Regie führt der 1973 geborene Belgier Stef Lernous, mit dessen Theater „Abattoir fermé“ („geschlossener Schlachthof“) wir Lulu – Eine Mörderballade als Koproduktion realisieren. In seiner zwischen Brüssel und Antwerpen gelegenen Heimatstadt Mechelen entstehen seit gut fünfzehn Jahren äußerst ungewöhnliche und faszinierende Theaterabende, die in Belgien und den Niederlanden Kult sind: Stef Lernous kreiert in seinen Arbeiten mit zugleich raffinierten wie einfachen Theatermitteln an Horrorfilme erinnernde Atmosphären und verstörende Bilderwelten.
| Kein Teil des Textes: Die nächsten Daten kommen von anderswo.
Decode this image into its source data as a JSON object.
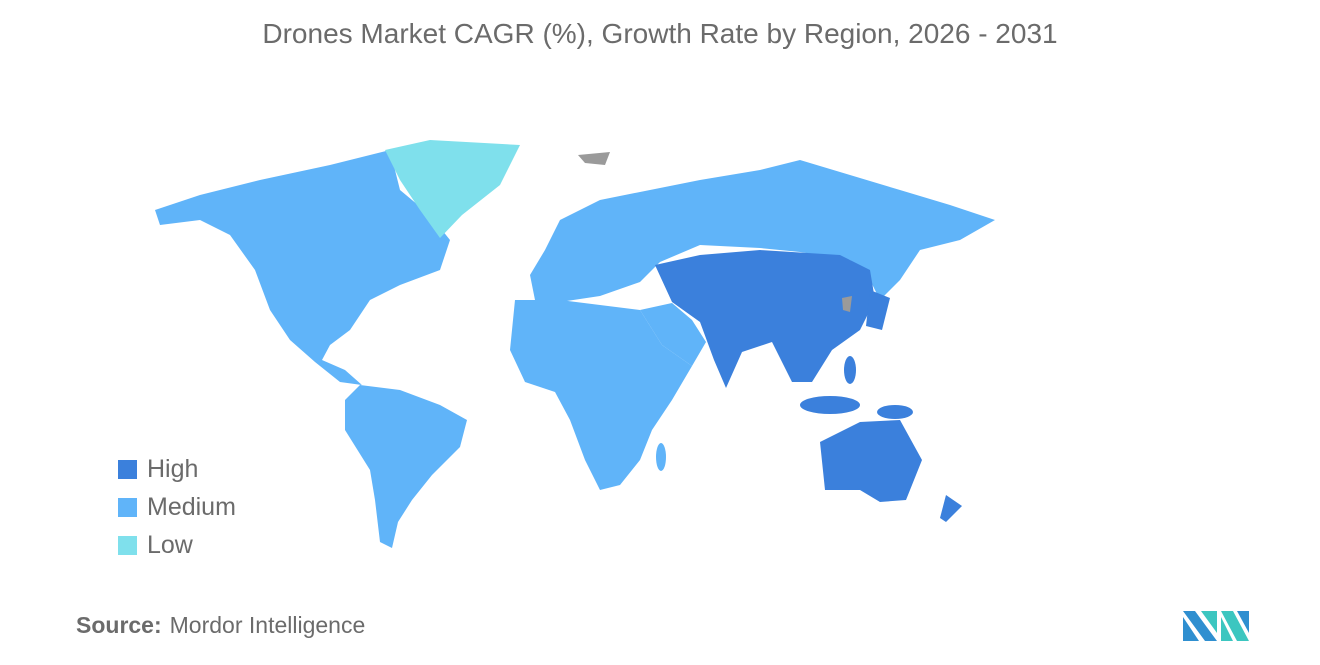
{
  "title": "Drones Market CAGR (%), Growth Rate by Region, 2026 - 2031",
  "legend": [
    {
      "label": "High",
      "color": "#3b80dc"
    },
    {
      "label": "Medium",
      "color": "#60b4f9"
    },
    {
      "label": "Low",
      "color": "#7fe0ec"
    }
  ],
  "no_data_color": "#9a9a9a",
  "regions": {
    "Asia-Pacific": "High",
    "North America": "Medium",
    "South America": "Medium",
    "Europe": "Medium",
    "Middle East and Africa": "Medium",
    "Greenland": "Low"
  },
  "source": {
    "label": "Source:",
    "value": "Mordor Intelligence"
  },
  "logo": "mordor-intelligence-logo"
}
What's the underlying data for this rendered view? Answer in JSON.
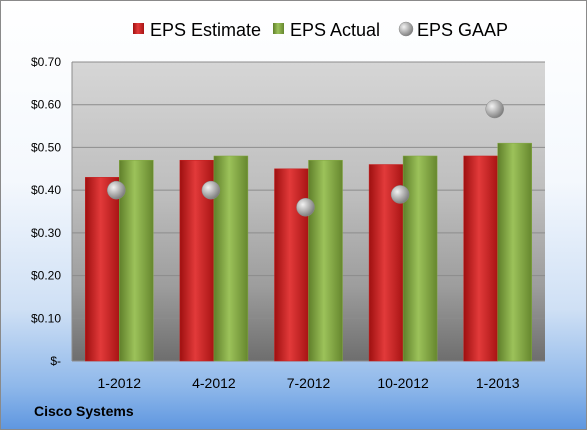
{
  "company": "Cisco Systems",
  "colors": {
    "estimate": "#c81e1e",
    "actual": "#84a843",
    "gaap": "#a8a8a8"
  },
  "chart_data": {
    "type": "bar",
    "categories": [
      "1-2012",
      "4-2012",
      "7-2012",
      "10-2012",
      "1-2013"
    ],
    "series": [
      {
        "name": "EPS Estimate",
        "kind": "bar",
        "values": [
          0.43,
          0.47,
          0.45,
          0.46,
          0.48
        ]
      },
      {
        "name": "EPS Actual",
        "kind": "bar",
        "values": [
          0.47,
          0.48,
          0.47,
          0.48,
          0.51
        ]
      },
      {
        "name": "EPS GAAP",
        "kind": "scatter",
        "values": [
          0.4,
          0.4,
          0.36,
          0.39,
          0.59
        ]
      }
    ],
    "yticks": [
      {
        "value": 0,
        "label": "$-"
      },
      {
        "value": 0.1,
        "label": "$0.10"
      },
      {
        "value": 0.2,
        "label": "$0.20"
      },
      {
        "value": 0.3,
        "label": "$0.30"
      },
      {
        "value": 0.4,
        "label": "$0.40"
      },
      {
        "value": 0.5,
        "label": "$0.50"
      },
      {
        "value": 0.6,
        "label": "$0.60"
      },
      {
        "value": 0.7,
        "label": "$0.70"
      }
    ],
    "ylim": [
      0,
      0.7
    ],
    "grid": true,
    "legend_position": "top",
    "xlabel": "",
    "ylabel": ""
  }
}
Wedekinds Lulu auf seine Weise zu adaptieren ist ein seit langer Zeit gehegtes Lieblingsprojekt von Lernous – genauso wie ein Abend mit Musik der Tiger Lillies.
Regie und Konzeption Stef Lernous
Musikalische Leitung Otto Beatus
Bühne und Light Design Sven van Kuijk
Dramaturgie Rüdiger Bering
Mit Susanne Burkhard, Laura Angelina Palacios, Anja Schweitzer / Torsten Bauer, Moritz Peschke, Eike Weinreich, Michael Witte
Band Otto Beatus (Klavier), Peter Engelhardt (Gitarre, Banjo, Mandoline), Volker Kamp (Bass, Posaune), Jan Klare (Saxofon, Trompete), Stefan Lammert (Schlagzeug, Percussion), Oliver Siegel (Akkordeon, Keyboards)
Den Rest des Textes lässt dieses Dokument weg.